12. Il ressort par ailleurs, du procès verbal de la réunion au cours de laquelle la décision a été prise que M. et MmeD..., propriétaires de la quincaillerie A...ont été entendus par la Commission nationale et ont pu faire valoir l'ensemble de leurs observations. Par suite, le moyen tiré du défaut du contradictoire doit être écarté.
Sur le moyen tiré de la méconnaissance de l'article R. 752-36 du code de commerce :
13. M. D...soutient que la décision vise les avis des ministres qui ne sont pas signés et dont le sens n'est pas donné.
14. Aux termes de l'article R. 752-36 du code de commerce : " (...) Le commissaire du Gouvernement présente et communique à la commission nationale les avis des ministres chargés de l'urbanisme et du commerce. Après audition des parties, il donne son avis sur les demandes. ".

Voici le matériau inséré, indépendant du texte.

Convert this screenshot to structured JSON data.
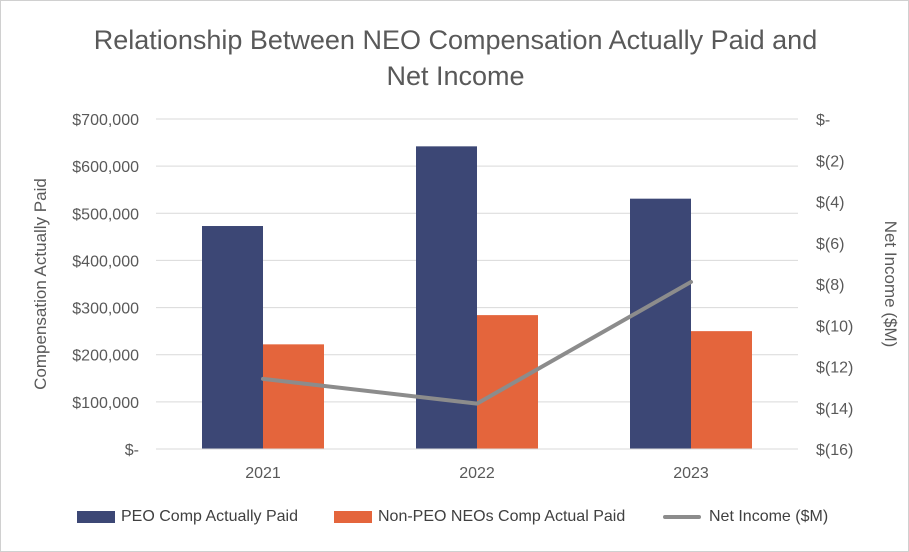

15. Il ressort en premier lieu des pièces du dossier que les avis des ministres chargés du logement, de l'égalité des territoires et de la ruralité et du ministre chargé du commerce ont été respectivement signés par Mme F...I..., sous-directrice de la qualité du cadre de vie et M. C...B..., chef du service tourisme, commerce, artisanat et service. Il résulte des dispositions combinées des articles 1er et 3 du décret du 27 juillet 2005 relatif aux délégations de signature des membres du Gouvernement, de l'arrêté du 19 novembre 2013 portant délégation de signature au nom du ministre de l'économie et de l'arrêté du 19 septembre 2014 portant délégation de signature, que ces personnes, dont les actes de délégation de signature ont été publiés au Journal officiel les 26 novembre 2013 et 24 septembre 2013, avaient, de ce fait, respectivement qualité pour signer, au nom du ministre chargé du logement, de l'égalité des territoires et de la ruralité, d'une part, et du ministre chargé de l'économie, d'autre part, les avis du 30 avril 2015, recueillis par le commissaire du gouvernement au titre de l'article R. 752-36 du code de commerce.

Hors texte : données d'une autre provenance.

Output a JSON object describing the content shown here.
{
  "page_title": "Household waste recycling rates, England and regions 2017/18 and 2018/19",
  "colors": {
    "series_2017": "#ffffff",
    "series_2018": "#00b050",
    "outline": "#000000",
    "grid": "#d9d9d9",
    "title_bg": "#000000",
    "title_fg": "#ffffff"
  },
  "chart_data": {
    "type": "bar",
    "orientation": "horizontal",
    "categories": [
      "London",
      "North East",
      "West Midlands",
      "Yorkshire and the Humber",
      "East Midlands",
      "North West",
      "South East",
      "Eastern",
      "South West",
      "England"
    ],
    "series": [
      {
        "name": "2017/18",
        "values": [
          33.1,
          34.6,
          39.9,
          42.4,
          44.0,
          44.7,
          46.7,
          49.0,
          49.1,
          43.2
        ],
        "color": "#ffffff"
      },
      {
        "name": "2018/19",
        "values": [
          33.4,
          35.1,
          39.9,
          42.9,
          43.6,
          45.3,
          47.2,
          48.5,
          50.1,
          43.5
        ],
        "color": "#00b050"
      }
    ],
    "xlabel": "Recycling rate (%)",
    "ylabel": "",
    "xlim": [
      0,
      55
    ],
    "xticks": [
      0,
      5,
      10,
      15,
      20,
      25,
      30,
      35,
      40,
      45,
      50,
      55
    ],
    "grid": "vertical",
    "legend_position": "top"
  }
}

16. En second lieu, la circonstance que seules les lettres d'accompagnement des avis ont été signées, et non les avis joints à ces lettres, est dépourvue d'incidence sur la régularité de ces avis.
17. Enfin, il ne résulte d'aucune disposition, ni d'aucun principe que la décision de la Commission nationale d'aménagement commercial doive mentionner le sens des avis des ministres consultés. Au demeurant, il ressort du procès verbal de la réunion que lecture a été donnée du sens des avis des ministres consultés.

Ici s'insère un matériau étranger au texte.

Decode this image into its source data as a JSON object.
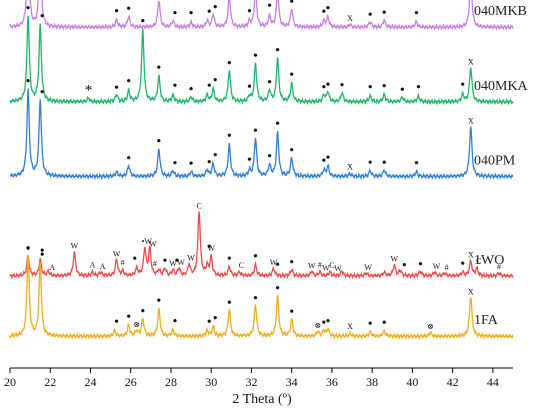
{
  "chart_data": {
    "type": "line",
    "xlabel": "2 Theta (º)",
    "ylabel": "",
    "xlim": [
      20,
      45
    ],
    "x_ticks": [
      20,
      22,
      24,
      26,
      28,
      30,
      32,
      34,
      36,
      38,
      40,
      42,
      44
    ],
    "grid": false,
    "legend": "none (series labels printed at right end of each trace)",
    "series": [
      {
        "name": "040MKB",
        "color": "#c77fe0",
        "baseline": 0.92,
        "peaks": [
          [
            20.9,
            0.95
          ],
          [
            21.5,
            0.85
          ],
          [
            25.3,
            0.08
          ],
          [
            25.9,
            0.12
          ],
          [
            27.4,
            0.3
          ],
          [
            28.1,
            0.07
          ],
          [
            29.0,
            0.05
          ],
          [
            29.8,
            0.07
          ],
          [
            30.1,
            0.14
          ],
          [
            30.9,
            0.35
          ],
          [
            31.9,
            0.06
          ],
          [
            32.2,
            0.42
          ],
          [
            32.9,
            0.12
          ],
          [
            33.3,
            0.4
          ],
          [
            34.0,
            0.2
          ],
          [
            35.6,
            0.07
          ],
          [
            35.8,
            0.11
          ],
          [
            36.9,
            0.03
          ],
          [
            37.9,
            0.06
          ],
          [
            38.6,
            0.08
          ],
          [
            40.2,
            0.06
          ],
          [
            42.9,
            0.55
          ]
        ],
        "markers": [
          {
            "s": "•",
            "x": 20.9
          },
          {
            "s": "•",
            "x": 21.6
          },
          {
            "s": "•",
            "x": 25.3
          },
          {
            "s": "•",
            "x": 25.9
          },
          {
            "s": "•",
            "x": 27.4
          },
          {
            "s": "•",
            "x": 28.2
          },
          {
            "s": "•",
            "x": 29.0
          },
          {
            "s": "•",
            "x": 29.9
          },
          {
            "s": "•",
            "x": 30.2
          },
          {
            "s": "•",
            "x": 30.9
          },
          {
            "s": "•",
            "x": 31.9
          },
          {
            "s": "•",
            "x": 32.2
          },
          {
            "s": "•",
            "x": 32.9
          },
          {
            "s": "•",
            "x": 33.3
          },
          {
            "s": "•",
            "x": 34.0
          },
          {
            "s": "•",
            "x": 35.6
          },
          {
            "s": "•",
            "x": 35.8
          },
          {
            "s": "X",
            "x": 36.9
          },
          {
            "s": "•",
            "x": 37.9
          },
          {
            "s": "•",
            "x": 38.6
          },
          {
            "s": "•",
            "x": 40.2
          },
          {
            "s": "X",
            "x": 42.9
          }
        ]
      },
      {
        "name": "040MKA",
        "color": "#1fb56a",
        "baseline": 0.71,
        "peaks": [
          [
            20.9,
            0.95
          ],
          [
            21.5,
            0.85
          ],
          [
            23.9,
            0.04
          ],
          [
            25.3,
            0.08
          ],
          [
            25.9,
            0.12
          ],
          [
            26.6,
            0.8
          ],
          [
            27.4,
            0.28
          ],
          [
            28.1,
            0.07
          ],
          [
            29.0,
            0.05
          ],
          [
            29.8,
            0.07
          ],
          [
            30.1,
            0.14
          ],
          [
            30.9,
            0.35
          ],
          [
            31.9,
            0.06
          ],
          [
            32.2,
            0.42
          ],
          [
            32.9,
            0.12
          ],
          [
            33.3,
            0.48
          ],
          [
            34.0,
            0.2
          ],
          [
            35.6,
            0.07
          ],
          [
            35.8,
            0.11
          ],
          [
            36.5,
            0.1
          ],
          [
            37.9,
            0.06
          ],
          [
            38.6,
            0.08
          ],
          [
            39.5,
            0.05
          ],
          [
            40.3,
            0.06
          ],
          [
            42.5,
            0.08
          ],
          [
            42.9,
            0.38
          ]
        ],
        "markers": [
          {
            "s": "•",
            "x": 20.9
          },
          {
            "s": "•",
            "x": 21.6
          },
          {
            "s": "*",
            "x": 23.9
          },
          {
            "s": "•",
            "x": 25.3
          },
          {
            "s": "•",
            "x": 25.9
          },
          {
            "s": "•",
            "x": 26.6
          },
          {
            "s": "•",
            "x": 27.4
          },
          {
            "s": "•",
            "x": 28.2
          },
          {
            "s": "•",
            "x": 29.0
          },
          {
            "s": "•",
            "x": 29.9
          },
          {
            "s": "•",
            "x": 30.2
          },
          {
            "s": "•",
            "x": 30.9
          },
          {
            "s": "•",
            "x": 31.9
          },
          {
            "s": "•",
            "x": 32.2
          },
          {
            "s": "•",
            "x": 32.9
          },
          {
            "s": "•",
            "x": 33.3
          },
          {
            "s": "•",
            "x": 34.0
          },
          {
            "s": "•",
            "x": 35.6
          },
          {
            "s": "•",
            "x": 35.8
          },
          {
            "s": "•",
            "x": 36.5
          },
          {
            "s": "•",
            "x": 37.9
          },
          {
            "s": "•",
            "x": 38.6
          },
          {
            "s": "•",
            "x": 39.5
          },
          {
            "s": "•",
            "x": 40.3
          },
          {
            "s": "•",
            "x": 42.5
          },
          {
            "s": "X",
            "x": 42.9
          }
        ]
      },
      {
        "name": "040PM",
        "color": "#2e7fd6",
        "baseline": 0.5,
        "peaks": [
          [
            20.9,
            0.95
          ],
          [
            21.5,
            0.85
          ],
          [
            25.3,
            0.05
          ],
          [
            25.9,
            0.12
          ],
          [
            27.4,
            0.3
          ],
          [
            28.1,
            0.06
          ],
          [
            29.0,
            0.05
          ],
          [
            29.8,
            0.07
          ],
          [
            30.1,
            0.14
          ],
          [
            30.9,
            0.35
          ],
          [
            31.9,
            0.06
          ],
          [
            32.2,
            0.42
          ],
          [
            32.9,
            0.12
          ],
          [
            33.3,
            0.48
          ],
          [
            34.0,
            0.2
          ],
          [
            35.6,
            0.07
          ],
          [
            35.8,
            0.11
          ],
          [
            36.9,
            0.03
          ],
          [
            37.9,
            0.06
          ],
          [
            38.6,
            0.07
          ],
          [
            40.2,
            0.05
          ],
          [
            42.9,
            0.55
          ]
        ],
        "markers": [
          {
            "s": "•",
            "x": 20.9
          },
          {
            "s": "•",
            "x": 21.6
          },
          {
            "s": "•",
            "x": 25.9
          },
          {
            "s": "•",
            "x": 27.4
          },
          {
            "s": "•",
            "x": 28.2
          },
          {
            "s": "•",
            "x": 29.0
          },
          {
            "s": "•",
            "x": 29.9
          },
          {
            "s": "•",
            "x": 30.2
          },
          {
            "s": "•",
            "x": 30.9
          },
          {
            "s": "•",
            "x": 31.9
          },
          {
            "s": "•",
            "x": 32.2
          },
          {
            "s": "•",
            "x": 32.9
          },
          {
            "s": "•",
            "x": 33.3
          },
          {
            "s": "•",
            "x": 34.0
          },
          {
            "s": "•",
            "x": 35.6
          },
          {
            "s": "•",
            "x": 35.8
          },
          {
            "s": "X",
            "x": 36.9
          },
          {
            "s": "•",
            "x": 37.9
          },
          {
            "s": "•",
            "x": 38.6
          },
          {
            "s": "•",
            "x": 40.2
          },
          {
            "s": "X",
            "x": 42.9
          }
        ]
      },
      {
        "name": "1WO",
        "color": "#ef4a4a",
        "baseline": 0.22,
        "peaks": [
          [
            20.9,
            0.22
          ],
          [
            21.5,
            0.18
          ],
          [
            21.9,
            0.05
          ],
          [
            23.2,
            0.26
          ],
          [
            24.1,
            0.04
          ],
          [
            24.5,
            0.04
          ],
          [
            25.3,
            0.18
          ],
          [
            25.6,
            0.05
          ],
          [
            26.3,
            0.08
          ],
          [
            26.7,
            0.3
          ],
          [
            26.95,
            0.3
          ],
          [
            27.4,
            0.06
          ],
          [
            27.7,
            0.08
          ],
          [
            28.1,
            0.06
          ],
          [
            28.4,
            0.08
          ],
          [
            28.9,
            0.12
          ],
          [
            29.4,
            0.72
          ],
          [
            29.8,
            0.1
          ],
          [
            30.0,
            0.2
          ],
          [
            30.9,
            0.1
          ],
          [
            31.4,
            0.04
          ],
          [
            32.2,
            0.12
          ],
          [
            33.1,
            0.08
          ],
          [
            34.0,
            0.07
          ],
          [
            35.0,
            0.05
          ],
          [
            35.4,
            0.04
          ],
          [
            35.9,
            0.04
          ],
          [
            36.5,
            0.05
          ],
          [
            37.7,
            0.03
          ],
          [
            38.6,
            0.04
          ],
          [
            39.1,
            0.12
          ],
          [
            39.4,
            0.06
          ],
          [
            40.4,
            0.05
          ],
          [
            41.1,
            0.04
          ],
          [
            41.6,
            0.03
          ],
          [
            42.5,
            0.04
          ],
          [
            42.9,
            0.16
          ],
          [
            43.2,
            0.08
          ],
          [
            44.3,
            0.03
          ]
        ],
        "markers": [
          {
            "s": "•",
            "x": 20.9
          },
          {
            "s": "•",
            "x": 21.6
          },
          {
            "s": "A",
            "x": 22.1
          },
          {
            "s": "W",
            "x": 23.2
          },
          {
            "s": "A",
            "x": 24.1
          },
          {
            "s": "A",
            "x": 24.6
          },
          {
            "s": "W",
            "x": 25.3
          },
          {
            "s": "#",
            "x": 25.6
          },
          {
            "s": "•",
            "x": 26.2
          },
          {
            "s": "•W",
            "x": 26.8
          },
          {
            "s": "W",
            "x": 27.1
          },
          {
            "s": "#",
            "x": 27.2
          },
          {
            "s": "•",
            "x": 27.7
          },
          {
            "s": "W",
            "x": 28.1
          },
          {
            "s": "•",
            "x": 28.3
          },
          {
            "s": "W",
            "x": 28.5
          },
          {
            "s": "W",
            "x": 29.0
          },
          {
            "s": "C",
            "x": 29.4
          },
          {
            "s": "W",
            "x": 30.0
          },
          {
            "s": "•",
            "x": 29.9
          },
          {
            "s": "•",
            "x": 30.9
          },
          {
            "s": "C",
            "x": 31.5
          },
          {
            "s": "•",
            "x": 32.2
          },
          {
            "s": "W",
            "x": 33.1
          },
          {
            "s": "•",
            "x": 33.3
          },
          {
            "s": "•",
            "x": 34.0
          },
          {
            "s": "W",
            "x": 35.0
          },
          {
            "s": "#",
            "x": 35.4
          },
          {
            "s": "W",
            "x": 35.7
          },
          {
            "s": "C",
            "x": 36.0
          },
          {
            "s": "W",
            "x": 36.3
          },
          {
            "s": "W",
            "x": 37.8
          },
          {
            "s": "W",
            "x": 39.1
          },
          {
            "s": "•",
            "x": 39.6
          },
          {
            "s": "•",
            "x": 40.4
          },
          {
            "s": "W",
            "x": 41.2
          },
          {
            "s": "#",
            "x": 41.7
          },
          {
            "s": "•",
            "x": 42.5
          },
          {
            "s": "X",
            "x": 42.9
          },
          {
            "s": "C",
            "x": 43.3
          },
          {
            "s": "#",
            "x": 44.3
          }
        ]
      },
      {
        "name": "1FA",
        "color": "#f0ad1c",
        "baseline": 0.05,
        "peaks": [
          [
            20.9,
            0.9
          ],
          [
            21.5,
            0.8
          ],
          [
            25.2,
            0.06
          ],
          [
            25.9,
            0.12
          ],
          [
            26.3,
            0.06
          ],
          [
            26.6,
            0.2
          ],
          [
            27.4,
            0.3
          ],
          [
            28.1,
            0.07
          ],
          [
            29.8,
            0.06
          ],
          [
            30.1,
            0.1
          ],
          [
            30.9,
            0.3
          ],
          [
            32.2,
            0.35
          ],
          [
            33.3,
            0.45
          ],
          [
            34.0,
            0.18
          ],
          [
            35.3,
            0.05
          ],
          [
            35.6,
            0.06
          ],
          [
            35.8,
            0.08
          ],
          [
            36.9,
            0.03
          ],
          [
            37.9,
            0.05
          ],
          [
            38.6,
            0.06
          ],
          [
            40.9,
            0.04
          ],
          [
            42.9,
            0.45
          ]
        ],
        "markers": [
          {
            "s": "•",
            "x": 20.9
          },
          {
            "s": "•",
            "x": 21.6
          },
          {
            "s": "•",
            "x": 25.3
          },
          {
            "s": "•",
            "x": 25.9
          },
          {
            "s": "⊗",
            "x": 26.3
          },
          {
            "s": "•",
            "x": 26.6
          },
          {
            "s": "•",
            "x": 27.4
          },
          {
            "s": "•",
            "x": 28.2
          },
          {
            "s": "•",
            "x": 29.9
          },
          {
            "s": "•",
            "x": 30.2
          },
          {
            "s": "•",
            "x": 30.9
          },
          {
            "s": "•",
            "x": 32.2
          },
          {
            "s": "•",
            "x": 33.3
          },
          {
            "s": "•",
            "x": 34.0
          },
          {
            "s": "⊗",
            "x": 35.3
          },
          {
            "s": "•",
            "x": 35.6
          },
          {
            "s": "•",
            "x": 35.8
          },
          {
            "s": "X",
            "x": 36.9
          },
          {
            "s": "•",
            "x": 37.9
          },
          {
            "s": "•",
            "x": 38.6
          },
          {
            "s": "⊗",
            "x": 40.9
          },
          {
            "s": "X",
            "x": 42.9
          }
        ]
      }
    ]
  }
}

Sur le moyen tiré de l'absence de caractère certain de la date de la décision :
18. Aux termes de l'article R. 752-38 du code du commerce : " L'avis ou la décision est adopté à la majorité des membres présents. En cas de partage égal des voix, la voix du président est prépondérante. L'avis ou la décision est motivé, signé par le président et indique le nombre de votes favorables et défavorables ainsi que le nombre d'abstentions. ".
19. M. A...soutient en premier lieu que la date de la décision n'est pas certaine. Toutefois, il ressort des dispositions de l'article R. 752-38 du code de commerce précité que la décision est nécessairement acquise par le vote à l'issue de la séance. Par suite, la décision contestée, qui indique qu'il en a été délibéré le 6 mai 2015, qui a été régulièrement notifiée au requérant et qui a fait l'objet des mesures de publicité appropriées, a une date certaine.
20. M. A...soutient en second lieu que l'article R. 752-38 du code de commerce a été méconnu, la décision ne faisant pas figurer les abstentions.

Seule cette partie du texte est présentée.